The Northwest’s extensive network of hydropower dams helps balance fluctuations in wind output, said Tom Karier, Washington representative on the Northwest Power and Conservation Council. Dam operators can adjust hydro output in response to shifting wind production.
But problems arise in late spring and early summer, when peak runoff from snowmelt coincides with peak wind production. In high runoff years, the region is awash in surplus hydro power. Prices can plummet to very low levels. Some years, the Northwest gives away electricity from federally owned dams, and adding wind generation “aggravates the situation,” Karier said.
Last summer, the Bonneville Power Administration ordered wind farms to shut down their power output at times when Columbia River reservoirs were brimming and dams were operating at maximum capacity.
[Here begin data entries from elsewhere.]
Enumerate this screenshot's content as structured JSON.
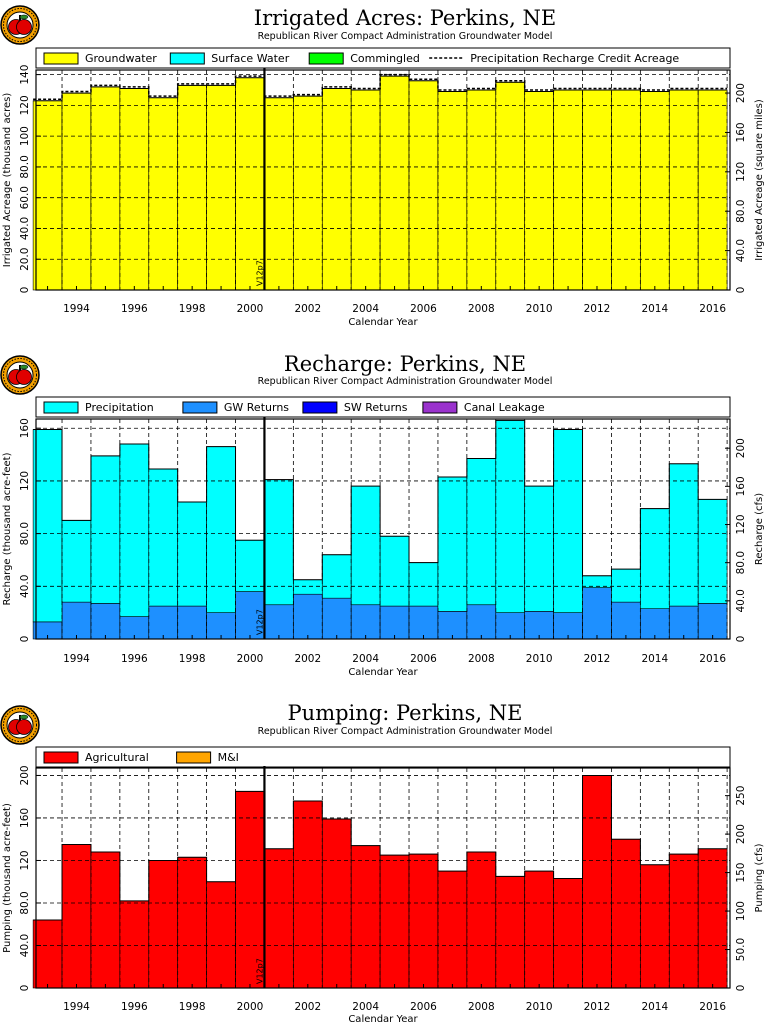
{
  "colors": {
    "groundwater": "#ffff00",
    "surface_water": "#00ffff",
    "commingled": "#00ff00",
    "precipitation": "#00ffff",
    "gw_returns": "#1e90ff",
    "sw_returns": "#0000ff",
    "canal_leakage": "#9a32cd",
    "agricultural": "#ff0000",
    "mi": "#ffa500",
    "logo_red": "#e00000",
    "logo_ring": "#f2a000"
  },
  "logo": {
    "icon": "apple-logo-icon"
  },
  "chart_data": [
    {
      "type": "area",
      "title": "Irrigated Acres: Perkins, NE",
      "subtitle": "Republican River Compact Administration Groundwater Model",
      "xlabel": "Calendar Year",
      "ylabel": "Irrigated Acreage (thousand acres)",
      "ylabel_right": "Irrigated Acreage (square miles)",
      "xlim": [
        1992.6,
        2016.6
      ],
      "ylim": [
        0,
        143
      ],
      "ylim_right": [
        0,
        223.4
      ],
      "x_ticks": [
        "1994",
        "1996",
        "1998",
        "2000",
        "2002",
        "2004",
        "2006",
        "2008",
        "2010",
        "2012",
        "2014",
        "2016"
      ],
      "y_ticks": [
        "0",
        "20.0",
        "40.0",
        "60.0",
        "80.0",
        "100",
        "120",
        "140"
      ],
      "y_ticks_right": [
        "0",
        "40.0",
        "80.0",
        "120",
        "160",
        "200"
      ],
      "legend": [
        {
          "name": "Groundwater",
          "color_key": "groundwater"
        },
        {
          "name": "Surface Water",
          "color_key": "surface_water"
        },
        {
          "name": "Commingled",
          "color_key": "commingled"
        },
        {
          "name": "Precipitation Recharge Credit Acreage",
          "style": "dashed"
        }
      ],
      "years": [
        1993,
        1994,
        1995,
        1996,
        1997,
        1998,
        1999,
        2000,
        2001,
        2002,
        2003,
        2004,
        2005,
        2006,
        2007,
        2008,
        2009,
        2010,
        2011,
        2012,
        2013,
        2014,
        2015,
        2016
      ],
      "series": [
        {
          "name": "Groundwater",
          "color_key": "groundwater",
          "values": [
            123,
            128,
            132,
            131,
            125,
            133,
            133,
            138,
            125,
            126,
            131,
            130,
            139,
            136,
            129,
            130,
            135,
            129,
            130,
            130,
            130,
            129,
            130,
            130
          ]
        }
      ],
      "dashed_line": {
        "name": "Precipitation Recharge Credit Acreage",
        "values": [
          124,
          129,
          133,
          132,
          126,
          134,
          134,
          139,
          126,
          127,
          132,
          131,
          140,
          137,
          130,
          131,
          136,
          130,
          131,
          131,
          131,
          130,
          131,
          131
        ]
      },
      "marker": {
        "x": 2000.5,
        "label": "V12p7"
      }
    },
    {
      "type": "area",
      "title": "Recharge: Perkins, NE",
      "subtitle": "Republican River Compact Administration Groundwater Model",
      "xlabel": "Calendar Year",
      "ylabel": "Recharge (thousand acre-feet)",
      "ylabel_right": "Recharge (cfs)",
      "xlim": [
        1992.6,
        2016.6
      ],
      "ylim": [
        0,
        167
      ],
      "ylim_right": [
        0,
        230.6
      ],
      "x_ticks": [
        "1994",
        "1996",
        "1998",
        "2000",
        "2002",
        "2004",
        "2006",
        "2008",
        "2010",
        "2012",
        "2014",
        "2016"
      ],
      "y_ticks": [
        "0",
        "40.0",
        "80.0",
        "120",
        "160"
      ],
      "y_ticks_right": [
        "0",
        "40.0",
        "80.0",
        "120",
        "160",
        "200"
      ],
      "legend": [
        {
          "name": "Precipitation",
          "color_key": "precipitation"
        },
        {
          "name": "GW Returns",
          "color_key": "gw_returns"
        },
        {
          "name": "SW Returns",
          "color_key": "sw_returns"
        },
        {
          "name": "Canal Leakage",
          "color_key": "canal_leakage"
        }
      ],
      "years": [
        1993,
        1994,
        1995,
        1996,
        1997,
        1998,
        1999,
        2000,
        2001,
        2002,
        2003,
        2004,
        2005,
        2006,
        2007,
        2008,
        2009,
        2010,
        2011,
        2012,
        2013,
        2014,
        2015,
        2016
      ],
      "series": [
        {
          "name": "GW Returns",
          "color_key": "gw_returns",
          "values": [
            13,
            28,
            27,
            17,
            25,
            25,
            20,
            36,
            26,
            34,
            31,
            26,
            25,
            25,
            21,
            26,
            20,
            21,
            20,
            39,
            28,
            23,
            25,
            27
          ]
        },
        {
          "name": "Precipitation",
          "color_key": "precipitation",
          "values": [
            146,
            62,
            112,
            131,
            104,
            79,
            126,
            39,
            95,
            11,
            33,
            90,
            53,
            33,
            102,
            111,
            146,
            95,
            139,
            9,
            25,
            76,
            108,
            79
          ]
        }
      ],
      "marker": {
        "x": 2000.5,
        "label": "V12p7"
      }
    },
    {
      "type": "area",
      "title": "Pumping: Perkins, NE",
      "subtitle": "Republican River Compact Administration Groundwater Model",
      "xlabel": "Calendar Year",
      "ylabel": "Pumping (thousand acre-feet)",
      "ylabel_right": "Pumping (cfs)",
      "xlim": [
        1992.6,
        2016.6
      ],
      "ylim": [
        0,
        207
      ],
      "ylim_right": [
        0,
        285.9
      ],
      "x_ticks": [
        "1994",
        "1996",
        "1998",
        "2000",
        "2002",
        "2004",
        "2006",
        "2008",
        "2010",
        "2012",
        "2014",
        "2016"
      ],
      "y_ticks": [
        "0",
        "40.0",
        "80.0",
        "120",
        "160",
        "200"
      ],
      "y_ticks_right": [
        "0",
        "50.0",
        "100",
        "150",
        "200",
        "250"
      ],
      "legend": [
        {
          "name": "Agricultural",
          "color_key": "agricultural"
        },
        {
          "name": "M&I",
          "color_key": "mi"
        }
      ],
      "years": [
        1993,
        1994,
        1995,
        1996,
        1997,
        1998,
        1999,
        2000,
        2001,
        2002,
        2003,
        2004,
        2005,
        2006,
        2007,
        2008,
        2009,
        2010,
        2011,
        2012,
        2013,
        2014,
        2015,
        2016
      ],
      "series": [
        {
          "name": "Agricultural",
          "color_key": "agricultural",
          "values": [
            64,
            135,
            128,
            82,
            120,
            123,
            100,
            185,
            131,
            176,
            159,
            134,
            125,
            126,
            110,
            128,
            105,
            110,
            103,
            200,
            140,
            116,
            126,
            131
          ]
        }
      ],
      "marker": {
        "x": 2000.5,
        "label": "V12p7"
      }
    }
  ]
}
Wind farm operators appealed to the Federal Energy Regulatory Commission, which ruled in their favor last week. Federal officials said the BPA must come up with new rules that don’t discriminate against wind generators, which lost about 6 percent of their potential power sales between mid-May and mid-July.
Karier said efforts to find equitable solutions are already under way. He and BPA Administrator Steve Wright co-chair a group called the Wind Integration Forum.
“Every day, the hydro system is adapting to changes in wind that occur on an hour-to-hour, minute-by-minute basis,” he said. “We’re able to absorb and use wind power much more efficiently than many other parts of the country.”